Minnesota River (Watpá Mnísota)
River
MendotaBridge8.jpg
The Mendota Bridge crossing the Minnesota River, just above its mouth
Country United States
State Minnesota
Cities Bloomington, MN, Eden Prairie, MN, Mankato, MN, Shakopee, MN, Burnsville, MN, Eagan, MN, Le Sueur, MN
Source Big Stone Lake
 - location Big Stone Lake, Big Stone County, MN
 - elevation 964 ft (294 m)
Mouth Mississippi River
 - location Near Fort Snelling in Minnesota, Hennepin County, MN
 - elevation 690 ft (210 m)
Length 370 mi (595 km)
Basin 17,000 sq mi (44,030 km2)
Discharge
 - average 4,414 cu ft/s (125 m3/s)
Minnesotarivermap.png
Map of the Minnesota River

The Minnesota River is a tributary of the Mississippi River, approximately 332 miles (534 km) long, in the U.S. state of Minnesota. It drains a watershed of nearly 17,000 square miles (44,000 km2), 14,751 square miles (38,200 km2) in Minnesota and about 2,000 sq mi (5,200 km2) in South Dakota and Iowa.

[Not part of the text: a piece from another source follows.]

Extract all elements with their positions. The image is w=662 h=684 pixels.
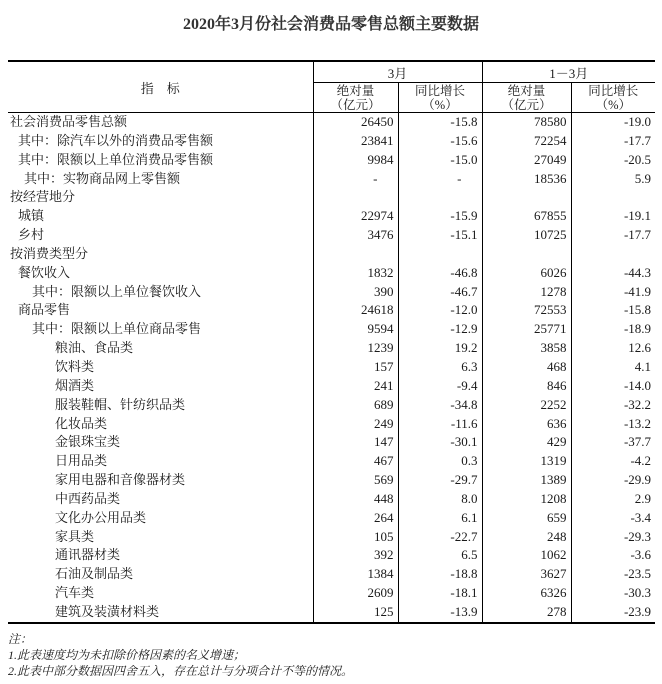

It rises in southwestern Minnesota, in Big Stone Lake on the Minnesota–South Dakota border just south of the Laurentian Divide at the Traverse Gap portage. It flows southeast to Mankato, then turns northeast. It joins the Mississippi south of the Twin Cities of Minneapolis and St. Paul, near the historic Fort Snelling. The valley is one of several distinct regions of Minnesota. Of Dakota language origin, the name Minnesota means "sky-tinted water or cloudy-sky water", from mní (often transcribed as "minne" or "mini") meaning "water" and sóta meaning "sky-tinted" or "cloudy sky", and, refers to the milky-brown color its waters take on when at flood stage. An illustration of the meaning of these words was shown by dropping a little milk into water. For over a century prior to the organization of the Minnesota Territory in 1849, the name St. Pierre (St. Peter) had been generally applied to the river by French and English explorers and writers. Minnesota River is shown on the 1757 edition of Mitchell Map as "Ouadebameniſsouté [Watpá Mnísota] or R. St. Peter". On June 19, 1852, acting upon a request from the Minnesota territorial legislature, the United States Congress decreed the aboriginal name for the river, Minnesota, to be the river’s official name and ordered all agencies of the federal government to use that name when referencing it.